By Lawrence J. Korb, Robert Ward, and Alex Rothman
With sequestration set to happen in early 2013 if Congress fails to make a deal on deficit reduction, the defense industry has mobilized in a major way to stop the cuts to the Pentagon budget. The main thrust of the offensive has been a huge public relations campaign aimed at convincing Americans that the cuts would devastate defense contractors and the broader economy, causing the loss of about a million jobs. To be fair, the cuts that would be made under sequestration are far from trivial. But, when viewed in their proper historical context, they start to look much less threatening –- and the largest contractors appear to be well positioned to weather them.
The last ten years have seen massive growth in defense industry profits. In 2002, the combined profits of the five largest U.S.-based defense contractors were $2.4 billion (adjusted for inflation); by 2011, that figure had increased by a whopping 450 percent to $13.4 billion (according to net Income TTM data from ycharts.com for five largest U.S.-based defense contractors). This success applied both to companies with large civilian sections of their businesses and to those almost wholly dependent on defense funding. In short, the largest defense contractors have prospered to a degree that would have looked very unlikely just eleven or twelve years ago.
Unsurprisingly, this growth in profits has been fueled in part by massive increases in the U.S. defense spending. In the decade since 9/11, the total Department of Defense budget (PDF) increased by about 55 percent in real terms, from $460 billion in FY 2002 to $715 billion in FY 2011. And the portions of the budget most relevant to military contractors -– the money allocated to procurement and to Research, Development, Testing, and Evaluation –- kept pace, growing 55 percent from $139 billion in 2002 to $216 billion in 2011.

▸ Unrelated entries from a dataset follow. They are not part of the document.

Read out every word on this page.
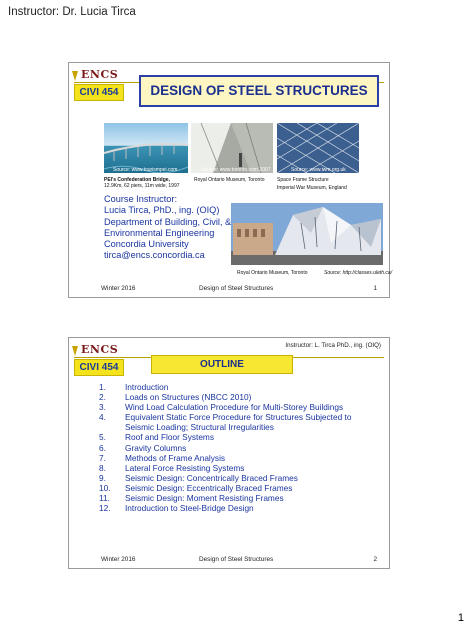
Instructor: Dr. Lucia Tirca
ENCS
CIVI 454	DESIGN OF STEEL STRUCTURES
Source: www.tourismpei.com	Source: www.toronto.com 2007	Source: www.iwm.org.uk
PEI's Confederation Bridge,
12.9Km, 62 piers, 11m wide, 1997
Royal Ontario Museum, Toronto	Space Frame Structure
Imperial War Museum, England
Course Instructor:
Lucia Tirca, PhD., ing. (OIQ)
Department of Building, Civil, &
Environmental Engineering
Concordia University
tirca@encs.concordia.ca
Royal Ontario Museum, Toronto	Source: http://classes.uleth.ca/
Winter 2016	Design of Steel Structures	1
ENCS
CIVI 454
Instructor: L. Tirca PhD., ing. (OIQ)
OUTLINE
1. Introduction
2. Loads on Structures (NBCC 2010)
3. Wind Load Calculation Procedure for Multi-Storey Buildings
4. Equivalent Static Force Procedure for Structures Subjected to
Seismic Loading; Structural Irregularities
5. Roof and Floor Systems
6. Gravity Columns
7. Methods of Frame Analysis
8. Lateral Force Resisting Systems
9. Seismic Design: Concentrically Braced Frames
10. Seismic Design: Eccentrically Braced Frames
11. Seismic Design: Moment Resisting Frames
12. Introduction to Steel-Bridge Design
Winter 2016	Design of Steel Structures	2
1
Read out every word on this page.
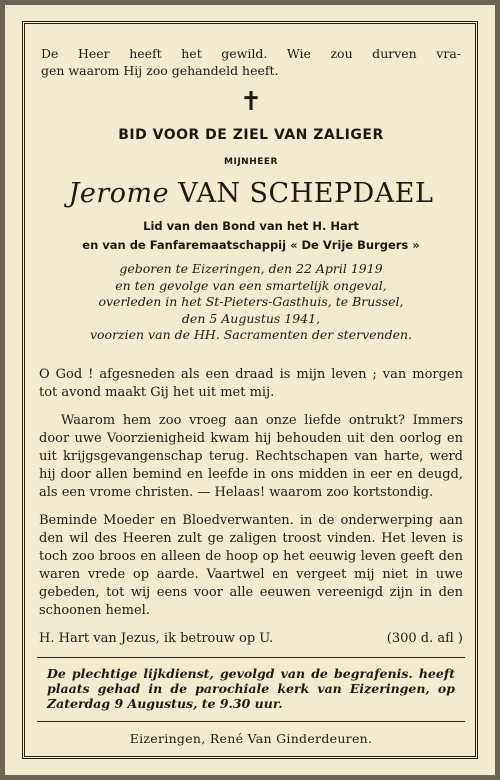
De Heer heeft het gewild. Wie zou durven vra-
gen waarom Hij zoo gehandeld heeft.
✝
BID VOOR DE ZIEL VAN ZALIGER
MIJNHEER
Jerome VAN SCHEPDAEL
Lid van den Bond van het H. Hart
en van de Fanfaremaatschappij « De Vrije Burgers »
geboren te Eizeringen, den 22 April 1919
en ten gevolge van een smartelijk ongeval,
overleden in het St-Pieters-Gasthuis, te Brussel,
den 5 Augustus 1941,
voorzien van de HH. Sacramenten der stervenden.

O God ! afgesneden als een draad is mijn leven ; van morgen tot avond maakt Gij het uit met mij.

Waarom hem zoo vroeg aan onze liefde ontrukt? Immers door uwe Voorzienigheid kwam hij behouden uit den oorlog en uit krijgsgevangenschap terug. Rechtschapen van harte, werd hij door allen bemind en leefde in ons midden in eer en deugd, als een vrome christen. — Helaas! waarom zoo kortstondig.

Beminde Moeder en Bloedverwanten. in de onderwerping aan den wil des Heeren zult ge zaligen troost vinden. Het leven is toch zoo broos en alleen de hoop op het eeuwig leven geeft den waren vrede op aarde. Vaartwel en vergeet mij niet in uwe gebeden, tot wij eens voor alle eeuwen vereenigd zijn in den schoonen hemel.

H. Hart van Jezus, ik betrouw op U.	(300 d. afl )
De plechtige lijkdienst, gevolgd van de begrafenis. heeft plaats gehad in de parochiale kerk van Eizeringen, op Zaterdag 9 Augustus, te 9.30 uur.
Eizeringen, René Van Ginderdeuren.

The defense industry has continued to enjoy this prosperity during a recession that has had a devastating effect on both businesses and families across the country. For example, median household income, a broad indicator of economic prosperity, was hit hard by the recession, with more than a decade of growth being wiped out between late 2007 and 2011. Defense profits dipped slightly at the recession’s start, but unlike household income, they rapidly recovered, rising over 40% between 2008 and 2011 and nearly returning to their 2007 peak.
Sources: U.S. Census Bureau, DaveManuel.com, Sentier Research
In other words: after ten years of exponential growth in profits, defense contractors are much better positioned to weather prospective budget cuts than they claim to be. And they are certainly in a better position to deal with the cuts than the millions of hardworking American families who would be impacted by domestic sequestration and its cuts to health care, education, child care, food stamps, and other programs.
This does not mean that defense sequestration is a good policy: the automatic, over-broad, and sudden cuts that it mandates are not a smart way to reduce defense spending. But against this historical backdrop, apocalyptic claims like those of House Armed Services Committee Chairman Buck McKeon, who has argued that sequestration would “cripple our economy and our defenses in a single blow,” look painfully exaggerated. Defense contractors seem to be in a good position to withstand the coming cuts, whether they come through sequestration or a Congressional deficit-reduction deal like that recommended by the Simpson-Bowles Commission. The defense industry can and should absorb its fair share of the spending reductions that will be necessary for this nation to get its fiscal house in order.